Eight years ago, I climbed to the top of a mountain in Costa Rica. There in a humble wooden home I met Dr. Robert Muller.

For those that don’t know the work of Dr. Muller, he was a pioneer for world peace and global education. Dr. Muller was the Assistant Secretary-General of the United Nations for 40 years; Recipient of the UNESCO Peace Education Prize; Co-Founder and Chancellor Emeritus of the University for Peace in Costa Rica; and Nuclear Age Peace Foundation World Citizen honoree for 2002. In 2003 he was awarded the Goi Peace Award. (from AOND).

He invited me to join him for a coffee. I asked him many questions and one of the most fascinating conversations of my life ensued. Dr. Mueller truly and deeply thought of the world in a way that transcended borders and nations.

Long before twitter and blogs and Facebook, he would sit-down and write out an idea for world peace every day. His assistants would send it out on email lists. A book was being compiled. I still remember several of the ideas he brought up.

  • Corporate executives should by be compelled to meet and make decisions in places surrounded by nature. This way as they make their big decisions they would remember the beauty and interconnectedness of the ecosystems their decisions would inevitably draw upon and effect.
  • Foreign ministries should be abolished and renamed– foreign ministries imply a nation’s separation from the rest of world. Better ‘Ministry of Global Affairs’.
  • Kids should all be taught in schools the place of the Earth in the Solar System.
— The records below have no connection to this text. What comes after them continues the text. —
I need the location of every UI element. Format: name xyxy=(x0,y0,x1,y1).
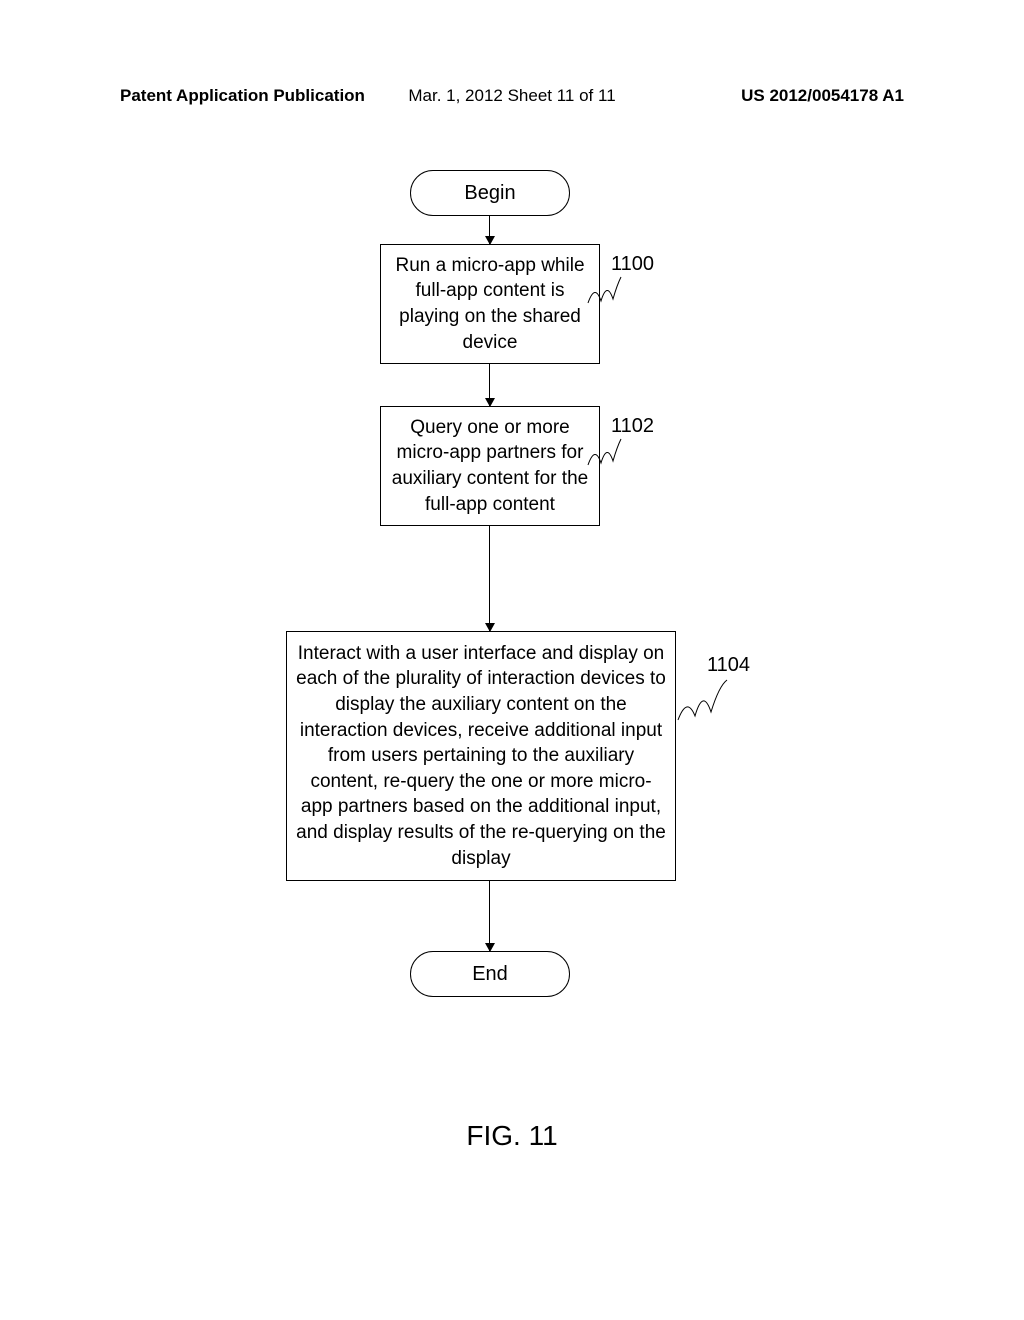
flowchart-arrow-4 xyxy=(489,881,490,951)
end-text: End xyxy=(472,963,508,986)
step2-text: Query one or more micro-app partners for… xyxy=(389,415,591,518)
flowchart-step-3: Interact with a user interface and displ… xyxy=(286,631,676,881)
flowchart-end-terminal: End xyxy=(410,951,570,997)
step3-ref-label: 1104 xyxy=(707,652,750,679)
flowchart-arrow-3 xyxy=(489,526,490,631)
flowchart-arrow-1 xyxy=(489,216,490,244)
step3-text: Interact with a user interface and displ… xyxy=(295,641,667,872)
flowchart-begin-terminal: Begin xyxy=(410,170,570,216)
step1-lead-line-icon xyxy=(585,273,625,307)
flowchart-step-2: Query one or more micro-app partners for… xyxy=(380,406,600,526)
flowchart: Begin Run a micro-app while full-app con… xyxy=(0,170,1024,997)
flowchart-arrow-2 xyxy=(489,364,490,406)
begin-text: Begin xyxy=(464,182,515,205)
step1-text: Run a micro-app while full-app content i… xyxy=(389,253,591,356)
header-right: US 2012/0054178 A1 xyxy=(741,86,904,106)
page-header: Patent Application Publication Mar. 1, 2… xyxy=(0,86,1024,106)
header-left: Patent Application Publication xyxy=(120,86,365,106)
flowchart-step-1: Run a micro-app while full-app content i… xyxy=(380,244,600,364)
header-center: Mar. 1, 2012 Sheet 11 of 11 xyxy=(408,86,615,106)
step3-lead-line-icon xyxy=(675,676,735,726)
step2-lead-line-icon xyxy=(585,435,625,469)
figure-label: FIG. 11 xyxy=(466,1120,557,1152)
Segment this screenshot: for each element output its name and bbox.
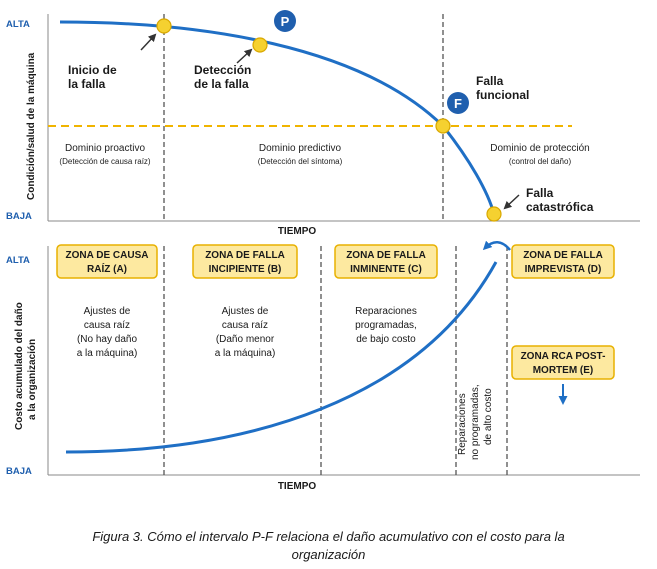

It’s amazing how much I remember from the inspiring encounter. However, the most memorable was something else all together. After sharing some of these ideas, he looked off wistfully into the horizon. It was almost as if he was talking to himself at this point. He sighed and his Alsace-Lorren German accent, the setting sun glinting off his metal framed glades, the lush green costa rican landscape terming in the breeze, he spoke.

“There are so few humans on the planet who truly think beyond the ideas of borders and nations and geopolitical lines. But ‘think’ is the wrong word. I mean to truly know and operate and act in a way that acknowledges we’re all on a planet, and not in this hypothetical construct of ‘nations’. I am one of only a couple hundred who are thinking this way”.

For some time afterwards, his statement struck me as slightly arrogant. Surely, there were alot more people who thought of the world on a global level! Like me for example. Surely.

As the years have gone by I have reflected on this statement. And, I have seen the truth in it. To truly transcend the cumbersome and limited ideas of a world divided into nations, some richer some poorer, that we are born into in this civilizational moment is truly no easy task. If you have a chance to read about Robert’s amazing birth, childhood and life during the second world war. Robert was perhaps one the first ever citizen-less people, being born in the contested and at the time nation-less area of Alsace-Lauren. This upbringing gave him a remarkable boost to being able to think beyond borders and propelled him into his amazing career with the united nations.

Which led him to found the Universidad por la Paz in Costa Rica. And for him to settle on the top of the mountain beside it in his ‘retirement’. Some one would argue this has been his most consequential time. Like me. The Canadian expatriate who was in the foreign country of Costa Rica who walked up the mountain to meet him that fateful and infinitely inspiring day. The day, I began to climb a new mountain– to become, truly and deeply, a citizen of Planet Earth.